By: Damian Hovancik, Arnall Golden Gregory LLP
Damian is a Partner with AGG and is a member of AGG’s Tax Practice Group.
On November 2, 2015, the Bipartisan Budget Act of 2015( Budget Act) was signed into law. The Budget Act essentially repeals the current rules regarding federal income tax audits of partnerships and replaces them with those discussed below. These changes are a departure from how partnerships are currently required to resolve audit adjustments and pay any deficiencies in tax that are assessed by the IRS. Currently partnerships are treated as flow through entities and are not subject to federal income tax and any audit adjustments are made with respect to each partner in the partnership. The new rules impose the tax liability at the partnership level. These new audit procedural rules will have a significant effect on partnerships holding low-income housing tax credit (“LIHTC”) projects.
Federal income tax audit or judicial proceedings will continue to be conducted at the partnership level, but any tax liability, including penalties and interest, resulting from a federal income tax audit or judicial proceeding will be imposed directly on the partnership and not on the partners individually (a so called “ imputed underpayment”). The imputed underpayment is calculated by applying either the highest individual or corporate tax rate that was in effect for the reviewed year. An imputed underpayment for a particular year that is being audited (called the “reviewed year”) are taken into account by the partnership in the year that the federal income tax audit or judicial proceeding is completed (called the “adjustment year”). This change shifts the ultimate tax liability to the partnership and the partners who are partners in the adjustment year. Under the current rules the individual partners in the reviewed year would be responsible for such tax liability. Certain elections can be made so that the tax liability from any audit is imposed on the partners in the reviewed year (and not the partnership). There is also an election out of these rules for small partnerships as described below but it is unlikely to apply to most LIHTC projects. Therefore, these rules must be considered when drafting project partnership agreements.
Transferring the Liability for the Imputed Underpayment
There are methods to essentially transfer the imputed underpayment to the partners of the partnership which would be substantially equivalent to the current rules. One way to reduce the imputed underpayment is by the partners filing amended tax returns and paying the related tax liability for the reviewed year. After the proposed partnership adjustment is mailed, the partnership has 270 days to submit the necessary information and documentation to the Internal Revenue Service (IRS) for modification of the imputed underpayment using this method. The IRS must approve all modifications to the imputed underpayment of the partnership.
Another alternative is to have the partnership elect, within 45 days of receiving an IRS final notice of partnership adjustment, to issue statements to the partners who were partners in the reviewed year for their share of any audit adjustment. The partners receiving these statements will be required to take the adjustments into account on their individual tax returns for the reviewed year and any affected subsequent tax years. In addition, those partners will owe interest and penalties, if applicable, but the interest will be two percent higher than the normal rate on tax underpayments; which is one disadvantage of this approach.

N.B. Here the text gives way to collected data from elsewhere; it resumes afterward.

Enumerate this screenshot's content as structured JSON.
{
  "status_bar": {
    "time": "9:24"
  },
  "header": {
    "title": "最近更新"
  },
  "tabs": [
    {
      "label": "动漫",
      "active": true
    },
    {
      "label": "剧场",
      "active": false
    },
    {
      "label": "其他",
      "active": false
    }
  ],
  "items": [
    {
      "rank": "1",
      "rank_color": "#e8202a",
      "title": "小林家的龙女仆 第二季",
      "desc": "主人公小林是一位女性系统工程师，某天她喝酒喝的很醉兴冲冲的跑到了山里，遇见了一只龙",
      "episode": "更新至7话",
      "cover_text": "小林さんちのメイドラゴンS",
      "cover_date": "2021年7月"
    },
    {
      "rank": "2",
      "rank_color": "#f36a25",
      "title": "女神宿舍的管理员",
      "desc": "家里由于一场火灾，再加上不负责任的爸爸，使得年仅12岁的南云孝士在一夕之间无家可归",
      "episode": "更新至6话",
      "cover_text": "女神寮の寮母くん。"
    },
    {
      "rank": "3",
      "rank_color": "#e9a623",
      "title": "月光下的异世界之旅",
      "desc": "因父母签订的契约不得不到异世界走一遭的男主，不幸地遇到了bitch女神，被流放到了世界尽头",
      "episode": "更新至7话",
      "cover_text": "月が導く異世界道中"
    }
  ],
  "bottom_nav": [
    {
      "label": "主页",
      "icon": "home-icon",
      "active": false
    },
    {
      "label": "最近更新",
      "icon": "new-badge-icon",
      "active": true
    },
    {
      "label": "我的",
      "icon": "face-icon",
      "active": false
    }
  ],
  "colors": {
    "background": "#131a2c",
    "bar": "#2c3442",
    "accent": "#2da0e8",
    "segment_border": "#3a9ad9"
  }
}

Another major change in the partnership audit rules is that the “tax matter partner” designation for federal income tax audits or judicial proceedings was repealed and replaced by the “partnership representative.” The partnership representative is the only person that will receive notice of any audit that has been initiated and any IRS notices including any final partnership adjustment. The partnership representative has the sole authority to act on behalf of the partnership during a federal income tax audit or judicial proceeding.
Given the broad power of the partnership representative, developers and investors have been negotiating to clarify what authority the partnership representative can exercise in conducting and settling any audit matters, such as providing notice to the other partners of any proceedings and requiring the partnership representative’s actions to be subject to investor consent or the agreement of all the partners.
Small Partnership Exception
As indicated above, there is an exception for small partnerships to elect out of these new partnership audit rules. During each tax year, if the partnership has 100 or fewer partners and all of the partners are either; individuals, a C corporation, any foreign entity that would be treated as a C corporation if it was domestic, a S corporation, or an estate of a deceased partner, then the partnership may elect this exception on its partnership tax return. Currently, a partnership that has a partnership or a single member limited liability company as a partner is not eligible for the small partnership exception. So in a tiered partnership structure, like most LIHTC projects, the lower tier project partnership will be subject to the new partnership audit procedures and, in many cases, the partners may want to use the methods described above to transfer the tax liability.
These new partnership audit procedure rules are effective for partnership taxable years beginning after December 31, 2017.
The IRS is still in the process of issuing guidance in this area. There have also been technical correction bills introduced into Congress to alleviate some of the uncertainties in the law generated by these new audit rules. When negotiating the terms of partnership agreements it is important to make sure that the partnership agreement reflects the intent of the partners and the alternative methods that can be used to transfer the tax liability to the partners are made available in the partnership agreement.